Desde hace varios años, ronda sobre mi cabeza la idea de montar para el mundo del flamenco una compañía en donde plasmar una vivencia personal, con un grupo de amigos y amigas que aconteció en Sevilla hace ya unos años, concretamente el 11 de julio de 1997, el mismo día que ETA secuestró a Miguel Ángel Blanco y que posteriormente, fue asesinado a sangre fría.

Estas vivencias quiero que queden como algo natural de un flamenco natural y vivido de una forma natural en donde no había ni tapaderas ni cartón, todo salió de forma esporádica y sin planear. cosas que la vida pone por delante y que solo ocurren una vez, cosas únicas.

No son ni mejores ni peores que otras vivencias, son diferentes.

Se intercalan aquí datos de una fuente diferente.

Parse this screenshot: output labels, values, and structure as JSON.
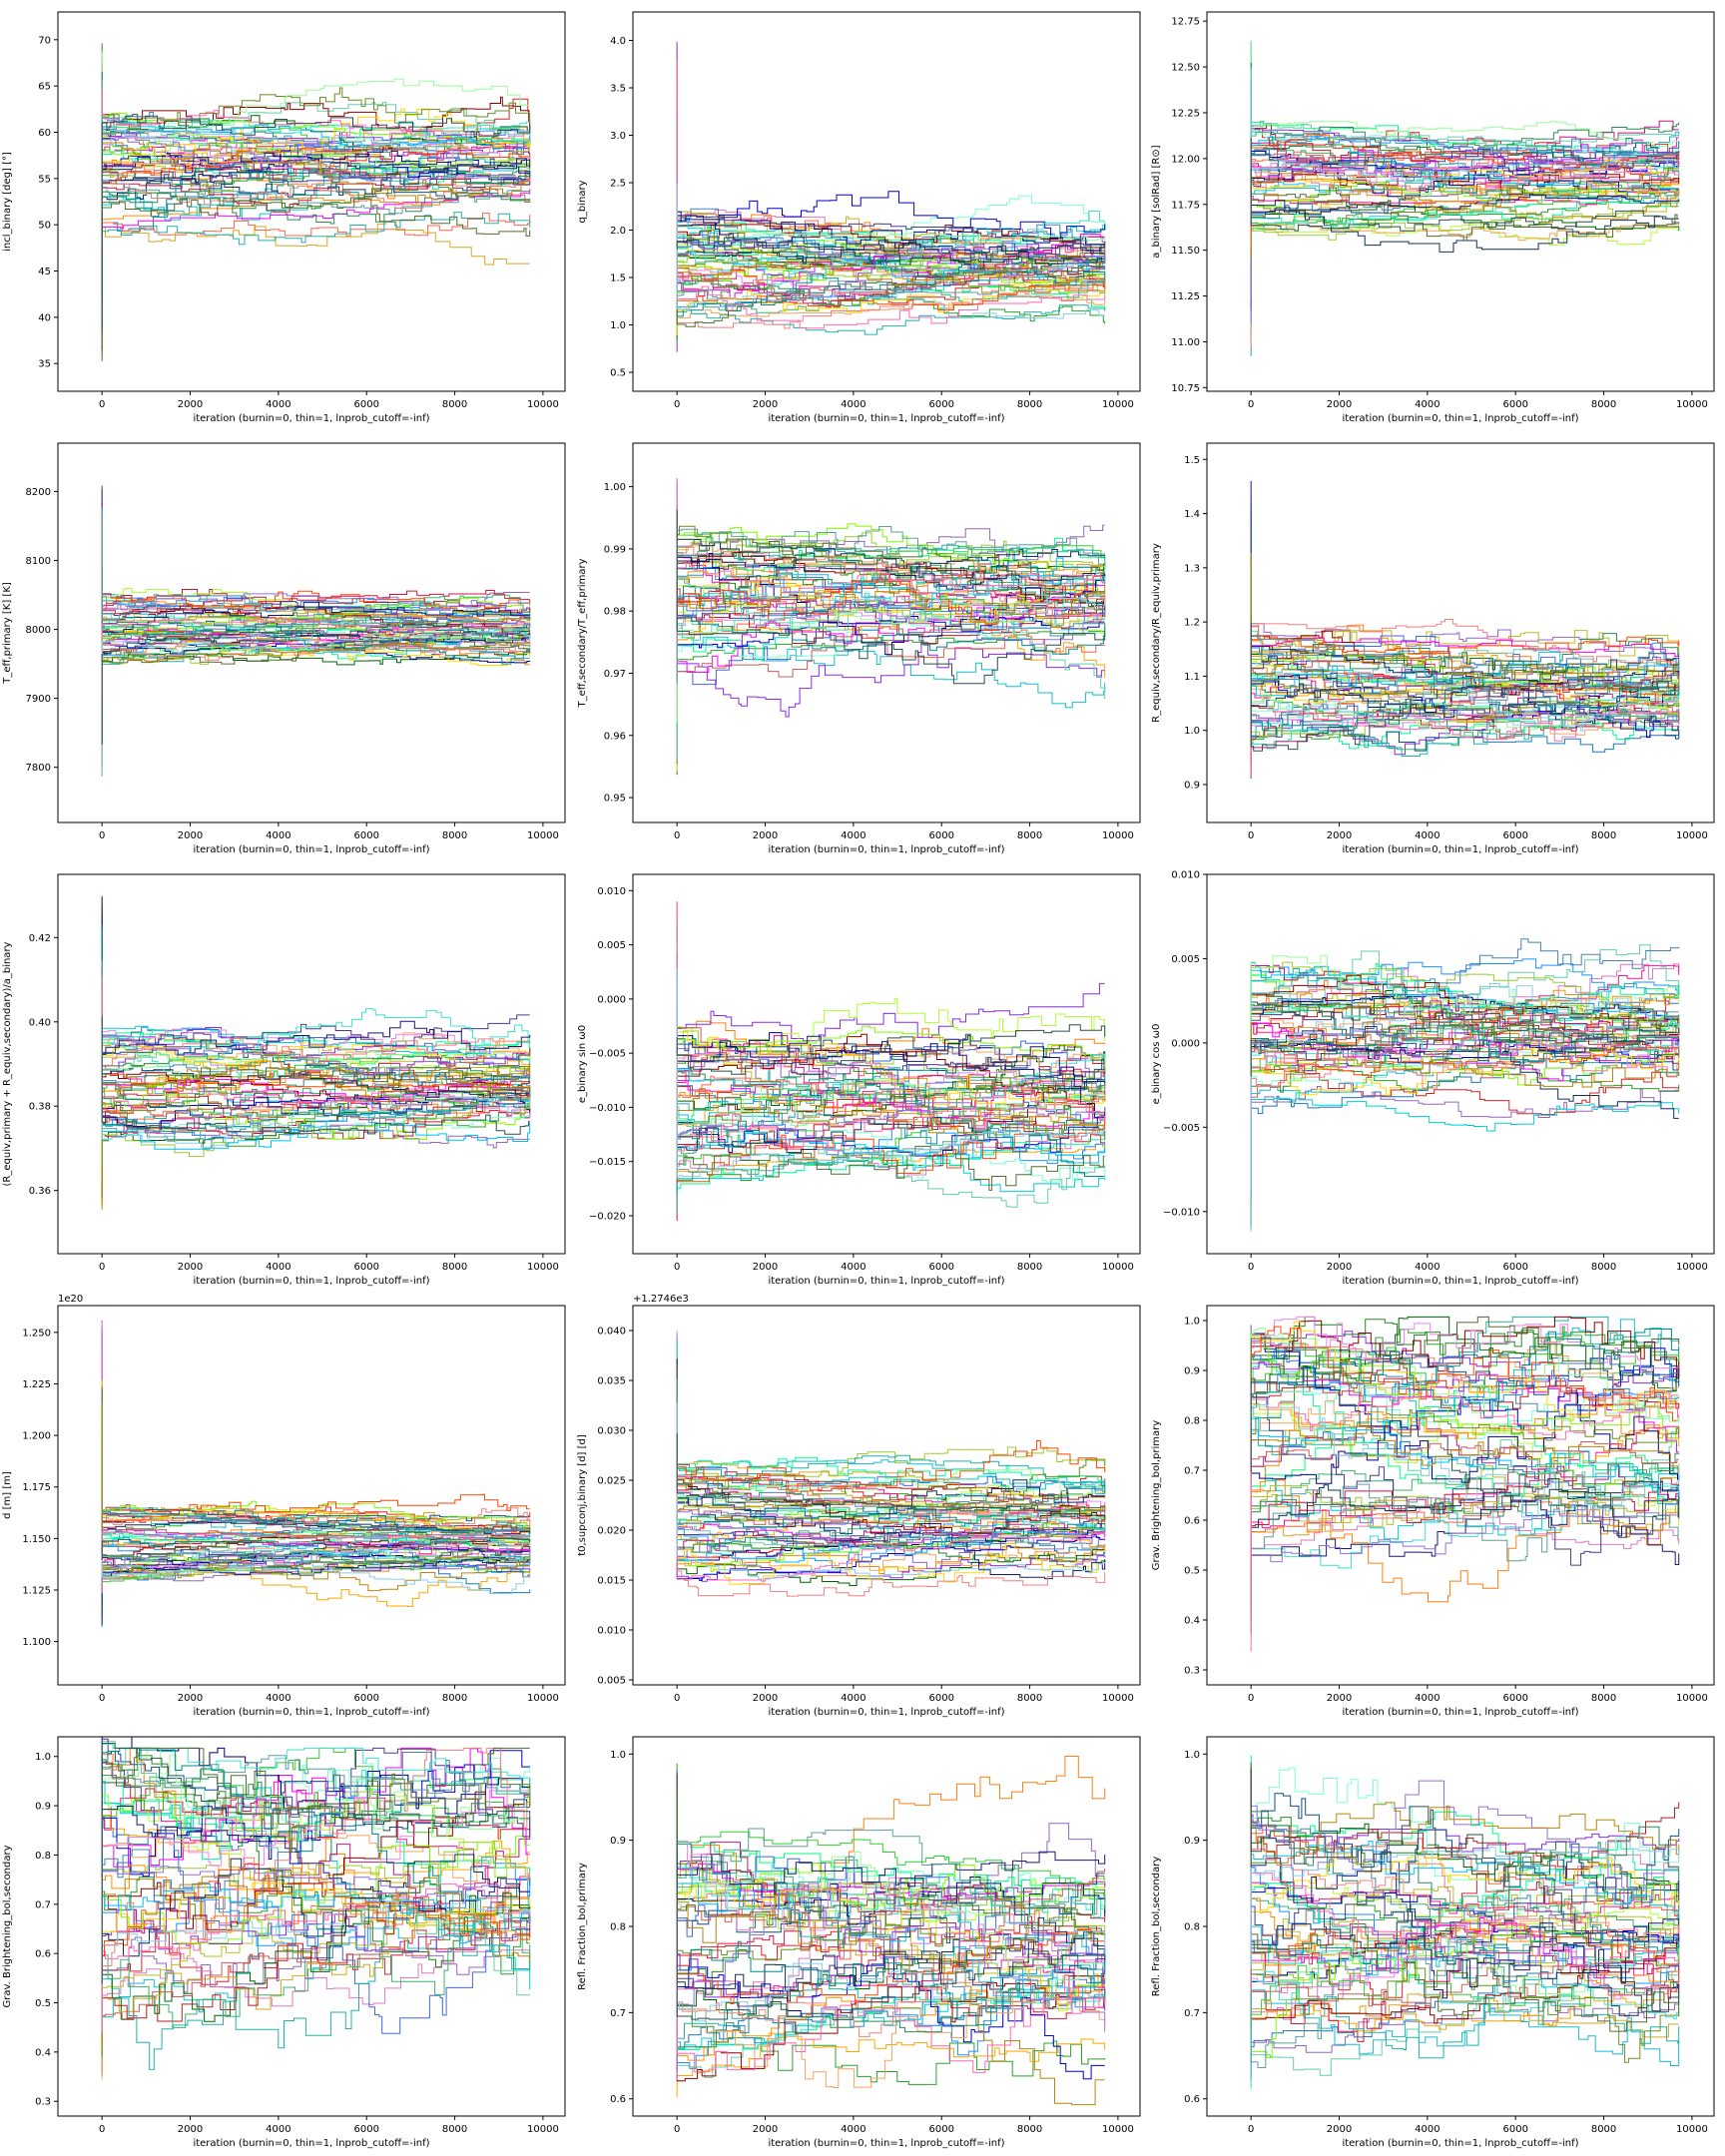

Fue tan grande ese pequeño momento, que creo que hoy en día aún tiene mucho más valor. Quizás cuando estábamos allí no nos dimos cuenta de lo que aquello significaba.

A medida que pasa el tiempo y estás viendo la evolución del flamenco, en todos los aspectos, desde los espectáculos programados de cante y baile, escenografías montadas, incorporación de nuevos instrumentos mezcolanzas con otras culturas musicales, o incluso, la desaparición de algunos artistas, unos de mucho nombre, otros no dé tanto, pero que al final, todos estamos dentro de un barco llamado Flamenco.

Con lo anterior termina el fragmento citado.